Wasser’s detective work involves DNA-based sample matching of elephant tusks, the geographical pinpointing of where the poaching took place (his technique of matching DNA from poop and DNA from tusks can geo-locate the origin of a recovered piece of ivory to within 300km), and the investigation of potential exit ports (such as shipping documents).

Among his findings, Wasser discovered that two tusks from the same elephant are often shipped by the same traffickers in separate shipments, which tend to happen around the same time and from the same exit port. There’s also a high overlap in the geographic origin of the tusks and the trafficker.

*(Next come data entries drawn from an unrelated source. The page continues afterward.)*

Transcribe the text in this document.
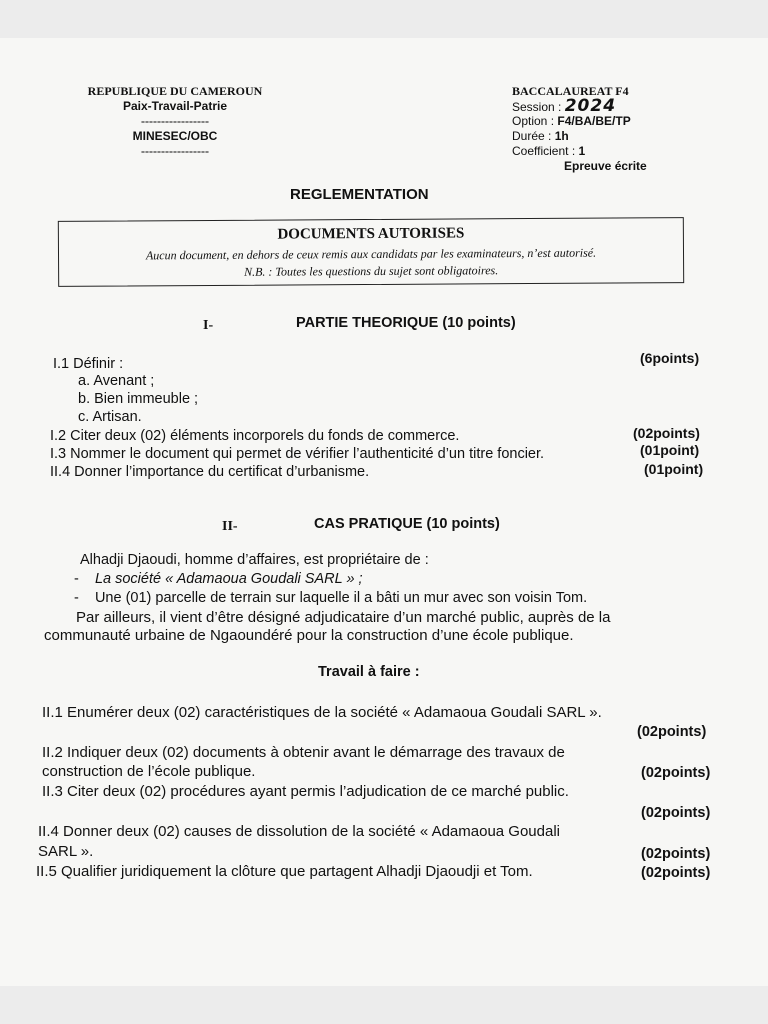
REPUBLIQUE DU CAMEROUN
Paix-Travail-Patrie
-----------------
MINESEC/OBC
-----------------
BACCALAUREAT F4
Session : 2024
Option : F4/BA/BE/TP
Durée : 1h
Coefficient : 1
Epreuve écrite
REGLEMENTATION
DOCUMENTS AUTORISES
Aucun document, en dehors de ceux remis aux candidats par les examinateurs, n’est autorisé.
N.B. : Toutes les questions du sujet sont obligatoires.
I-	PARTIE THEORIQUE (10 points)
I.1 Définir :	(6points)
a. Avenant ;
b. Bien immeuble ;
c. Artisan.
I.2 Citer deux (02) éléments incorporels du fonds de commerce.	(02points)
I.3 Nommer le document qui permet de vérifier l’authenticité d’un titre foncier.	(01point)
II.4 Donner l’importance du certificat d’urbanisme.	(01point)
II-	CAS PRATIQUE (10 points)
Alhadji Djaoudi, homme d’affaires, est propriétaire de :
-    La société « Adamaoua Goudali SARL » ;
-    Une (01) parcelle de terrain sur laquelle il a bâti un mur avec son voisin Tom.
Par ailleurs, il vient d’être désigné adjudicataire d’un marché public, auprès de la
communauté urbaine de Ngaoundéré pour la construction d’une école publique.
Travail à faire :
II.1 Enumérer deux (02) caractéristiques de la société « Adamaoua Goudali SARL ».
(02points)
II.2 Indiquer deux (02) documents à obtenir avant le démarrage des travaux de
construction de l’école publique.	(02points)
II.3 Citer deux (02) procédures ayant permis l’adjudication de ce marché public.
(02points)
II.4 Donner deux (02) causes de dissolution de la société « Adamaoua Goudali
SARL ».	(02points)
II.5 Qualifier juridiquement la clôture que partagent Alhadji Djaoudji et Tom.	(02points)
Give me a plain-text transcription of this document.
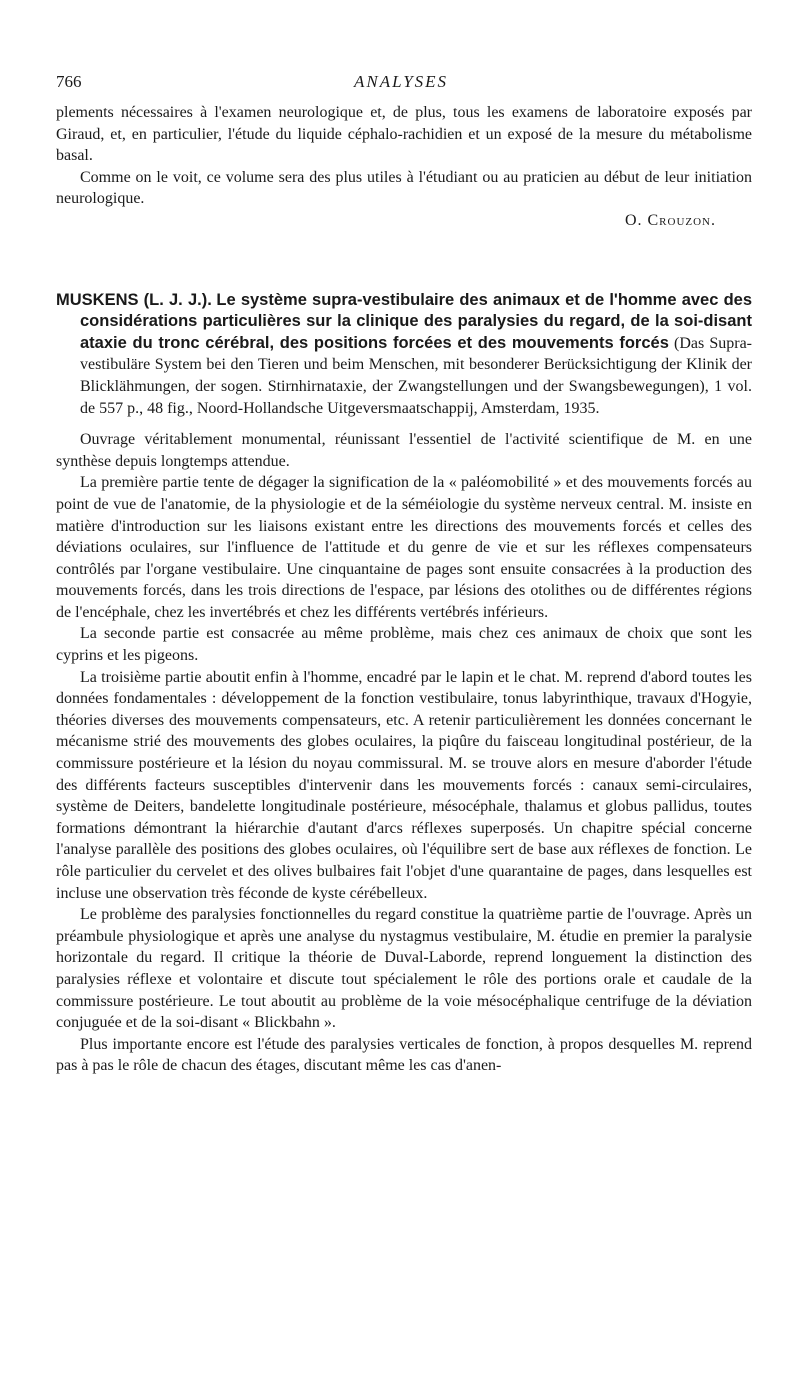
766	ANALYSES

plements nécessaires à l'examen neurologique et, de plus, tous les examens de laboratoire exposés par Giraud, et, en particulier, l'étude du liquide céphalo-rachidien et un exposé de la mesure du métabolisme basal.

Comme on le voit, ce volume sera des plus utiles à l'étudiant ou au praticien au début de leur initiation neurologique.

O. Crouzon.

MUSKENS (L. J. J.). Le système supra-vestibulaire des animaux et de l'homme avec des considérations particulières sur la clinique des paralysies du regard, de la soi-disant ataxie du tronc cérébral, des positions forcées et des mouvements forcés (Das Supra-vestibuläre System bei den Tieren und beim Menschen, mit besonderer Berücksichtigung der Klinik der Blicklähmungen, der sogen. Stirnhirnataxie, der Zwangstellungen und der Swangsbewegungen), 1 vol. de 557 p., 48 fig., Noord-Hollandsche Uitgeversmaatschappij, Amsterdam, 1935.

Ouvrage véritablement monumental, réunissant l'essentiel de l'activité scientifique de M. en une synthèse depuis longtemps attendue.

La première partie tente de dégager la signification de la « paléomobilité » et des mouvements forcés au point de vue de l'anatomie, de la physiologie et de la séméiologie du système nerveux central. M. insiste en matière d'introduction sur les liaisons existant entre les directions des mouvements forcés et celles des déviations oculaires, sur l'influence de l'attitude et du genre de vie et sur les réflexes compensateurs contrôlés par l'organe vestibulaire. Une cinquantaine de pages sont ensuite consacrées à la production des mouvements forcés, dans les trois directions de l'espace, par lésions des otolithes ou de différentes régions de l'encéphale, chez les invertébrés et chez les différents vertébrés inférieurs.

La seconde partie est consacrée au même problème, mais chez ces animaux de choix que sont les cyprins et les pigeons.

La troisième partie aboutit enfin à l'homme, encadré par le lapin et le chat. M. reprend d'abord toutes les données fondamentales : développement de la fonction vestibulaire, tonus labyrinthique, travaux d'Hogyie, théories diverses des mouvements compensateurs, etc. A retenir particulièrement les données concernant le mécanisme strié des mouvements des globes oculaires, la piqûre du faisceau longitudinal postérieur, de la commissure postérieure et la lésion du noyau commissural. M. se trouve alors en mesure d'aborder l'étude des différents facteurs susceptibles d'intervenir dans les mouvements forcés : canaux semi-circulaires, système de Deiters, bandelette longitudinale postérieure, mésocéphale, thalamus et globus pallidus, toutes formations démontrant la hiérarchie d'autant d'arcs réflexes superposés. Un chapitre spécial concerne l'analyse parallèle des positions des globes oculaires, où l'équilibre sert de base aux réflexes de fonction. Le rôle particulier du cervelet et des olives bulbaires fait l'objet d'une quarantaine de pages, dans lesquelles est incluse une observation très féconde de kyste cérébelleux.

Le problème des paralysies fonctionnelles du regard constitue la quatrième partie de l'ouvrage. Après un préambule physiologique et après une analyse du nystagmus vestibulaire, M. étudie en premier la paralysie horizontale du regard. Il critique la théorie de Duval-Laborde, reprend longuement la distinction des paralysies réflexe et volontaire et discute tout spécialement le rôle des portions orale et caudale de la commissure postérieure. Le tout aboutit au problème de la voie mésocéphalique centrifuge de la déviation conjuguée et de la soi-disant « Blickbahn ».

Plus importante encore est l'étude des paralysies verticales de fonction, à propos desquelles M. reprend pas à pas le rôle de chacun des étages, discutant même les cas d'anen-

In terms of methods, Wasser and his colleagues sampled the DNA of tusks taken from 38 seizures from 2006 to 2015, including seizures made in Singapore, Malawi, Hong Kong, Cameroon and other entry ports. The team found that 26 tusk samples were a perfect match for tusks found in other seizures, pointing to the practice of segregating tusks for shipment.

So in addition to exposing the cartels, these findings can inform officials about the size of the cartels, their interconnectedness, and operational strategies. What’s more, it provides a more direct method for the policing of illegal trade in ivory tusks, and strengthening ongoing cases against cartels and individuals.

“Targeting such cartels could have a major direct impact on combating the illegal ivory trade by preventing contraband from transiting out of Africa before it becomes far more diffuse and expensive to trace,” the authors write in the study.

Armed with this new strategy, Wasser has already been in contact with the US Homeland Security, as announced in a press conference held earlier this week. Poachers in Africa will now have to contend with a new foe: Science.